Les écorecharges rencontrent d’autres écueils, comme un format différent du produit initial. Bien souvent, en supermarché, les recharges ont de plus grandes contenances que le produit en rayon, ce qui implique de les stocker mais aussi de payer un peu plus cher. Côté parfumerie, les formats se multiplient : certains parfums existent au format 100 ml, 75 ml ou 35 ml, mais seul un format d’écorecharge est disponible, ce qui peut entraîner des erreurs au moment de l’achat.
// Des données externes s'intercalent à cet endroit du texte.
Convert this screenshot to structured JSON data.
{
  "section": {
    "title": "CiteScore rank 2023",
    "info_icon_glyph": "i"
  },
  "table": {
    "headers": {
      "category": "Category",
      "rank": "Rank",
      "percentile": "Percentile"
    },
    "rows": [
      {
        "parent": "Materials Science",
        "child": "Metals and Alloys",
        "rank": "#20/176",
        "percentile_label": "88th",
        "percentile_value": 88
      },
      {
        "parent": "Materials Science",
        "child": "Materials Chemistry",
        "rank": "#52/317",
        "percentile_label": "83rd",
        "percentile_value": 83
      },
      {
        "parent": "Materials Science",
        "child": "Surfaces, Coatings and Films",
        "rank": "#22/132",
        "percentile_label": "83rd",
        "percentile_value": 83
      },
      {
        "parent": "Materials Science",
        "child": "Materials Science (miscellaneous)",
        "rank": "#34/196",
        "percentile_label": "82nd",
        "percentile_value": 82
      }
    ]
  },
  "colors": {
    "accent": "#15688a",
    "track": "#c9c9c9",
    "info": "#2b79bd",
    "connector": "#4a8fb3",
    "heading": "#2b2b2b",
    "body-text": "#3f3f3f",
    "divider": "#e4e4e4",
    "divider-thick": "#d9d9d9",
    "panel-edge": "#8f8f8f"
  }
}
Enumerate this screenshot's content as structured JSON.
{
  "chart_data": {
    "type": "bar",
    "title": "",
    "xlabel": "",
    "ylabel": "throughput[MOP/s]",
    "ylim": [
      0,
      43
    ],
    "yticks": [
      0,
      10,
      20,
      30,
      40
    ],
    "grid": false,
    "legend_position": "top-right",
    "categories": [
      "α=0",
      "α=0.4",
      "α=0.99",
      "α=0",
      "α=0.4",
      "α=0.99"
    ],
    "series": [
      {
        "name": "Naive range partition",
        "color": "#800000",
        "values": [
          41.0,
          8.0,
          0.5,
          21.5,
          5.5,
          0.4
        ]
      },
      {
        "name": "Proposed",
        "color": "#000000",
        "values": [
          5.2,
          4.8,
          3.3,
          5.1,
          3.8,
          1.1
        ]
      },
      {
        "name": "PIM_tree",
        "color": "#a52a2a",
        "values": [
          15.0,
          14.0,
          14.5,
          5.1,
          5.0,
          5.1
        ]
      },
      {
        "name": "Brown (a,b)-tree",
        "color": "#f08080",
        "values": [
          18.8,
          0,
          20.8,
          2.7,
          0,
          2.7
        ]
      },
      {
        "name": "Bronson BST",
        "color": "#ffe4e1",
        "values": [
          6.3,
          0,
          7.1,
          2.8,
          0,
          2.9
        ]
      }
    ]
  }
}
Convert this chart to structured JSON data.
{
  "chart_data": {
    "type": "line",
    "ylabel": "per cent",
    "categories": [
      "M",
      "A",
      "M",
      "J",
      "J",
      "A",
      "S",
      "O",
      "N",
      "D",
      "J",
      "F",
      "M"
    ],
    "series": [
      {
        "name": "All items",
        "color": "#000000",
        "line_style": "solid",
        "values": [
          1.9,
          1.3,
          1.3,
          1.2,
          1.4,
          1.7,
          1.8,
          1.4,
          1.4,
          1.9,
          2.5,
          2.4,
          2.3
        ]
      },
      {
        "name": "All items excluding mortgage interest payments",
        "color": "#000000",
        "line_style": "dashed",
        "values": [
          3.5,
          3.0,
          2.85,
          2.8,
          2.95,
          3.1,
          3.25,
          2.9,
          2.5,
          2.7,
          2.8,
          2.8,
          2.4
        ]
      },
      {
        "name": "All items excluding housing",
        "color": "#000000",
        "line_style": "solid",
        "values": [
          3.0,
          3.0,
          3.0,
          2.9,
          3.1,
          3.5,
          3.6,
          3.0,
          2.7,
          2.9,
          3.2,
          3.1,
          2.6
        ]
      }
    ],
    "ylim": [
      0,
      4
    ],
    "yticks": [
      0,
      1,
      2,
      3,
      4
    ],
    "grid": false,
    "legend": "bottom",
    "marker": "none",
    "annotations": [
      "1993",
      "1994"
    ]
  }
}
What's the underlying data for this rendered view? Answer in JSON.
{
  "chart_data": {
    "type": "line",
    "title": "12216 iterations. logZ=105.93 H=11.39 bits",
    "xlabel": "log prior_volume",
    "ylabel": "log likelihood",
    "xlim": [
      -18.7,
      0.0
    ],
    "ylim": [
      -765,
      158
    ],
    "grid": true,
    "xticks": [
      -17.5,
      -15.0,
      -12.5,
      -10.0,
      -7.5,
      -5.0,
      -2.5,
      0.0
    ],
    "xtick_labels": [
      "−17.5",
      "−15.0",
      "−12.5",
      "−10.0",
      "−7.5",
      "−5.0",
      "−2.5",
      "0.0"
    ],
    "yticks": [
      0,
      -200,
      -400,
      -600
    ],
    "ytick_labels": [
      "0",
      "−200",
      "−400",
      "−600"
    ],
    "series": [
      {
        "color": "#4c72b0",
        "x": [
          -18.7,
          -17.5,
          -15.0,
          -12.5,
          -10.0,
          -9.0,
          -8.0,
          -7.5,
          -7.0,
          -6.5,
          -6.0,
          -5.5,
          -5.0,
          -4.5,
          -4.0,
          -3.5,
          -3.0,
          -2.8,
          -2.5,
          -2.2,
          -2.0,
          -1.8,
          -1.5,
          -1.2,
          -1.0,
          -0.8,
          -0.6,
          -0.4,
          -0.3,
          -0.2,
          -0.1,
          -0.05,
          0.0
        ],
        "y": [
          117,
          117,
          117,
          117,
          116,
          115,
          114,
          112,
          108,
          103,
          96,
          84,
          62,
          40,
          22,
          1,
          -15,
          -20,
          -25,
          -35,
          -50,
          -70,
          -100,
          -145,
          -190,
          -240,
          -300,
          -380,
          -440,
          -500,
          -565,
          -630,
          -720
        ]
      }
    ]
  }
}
Le magazine pointe également la difficulté de trouver la bonne référence, car bien souvent, la recharge est présente sans le contenant initial.

Le développement du vrac

L’offre en vrac, quant à elle, se développe bien, surtout dans les magasins bio spécialisés. Une offre qui permet tout simplement de se passer de l’emballage et donc de la recharge ; les consommateurs peuvent utiliser leurs propres contenants (bidons de lessive, flacons de gel douche ou shampoing, etc.)

Le magazine « 60 millions de consommateurs » milite pour des recharges 100 % recyclables, des rayons mieux organisés, dans lesquels les produits et leurs recharges sont exposés côte à côte, ainsi que pour des prix plus incitatifs.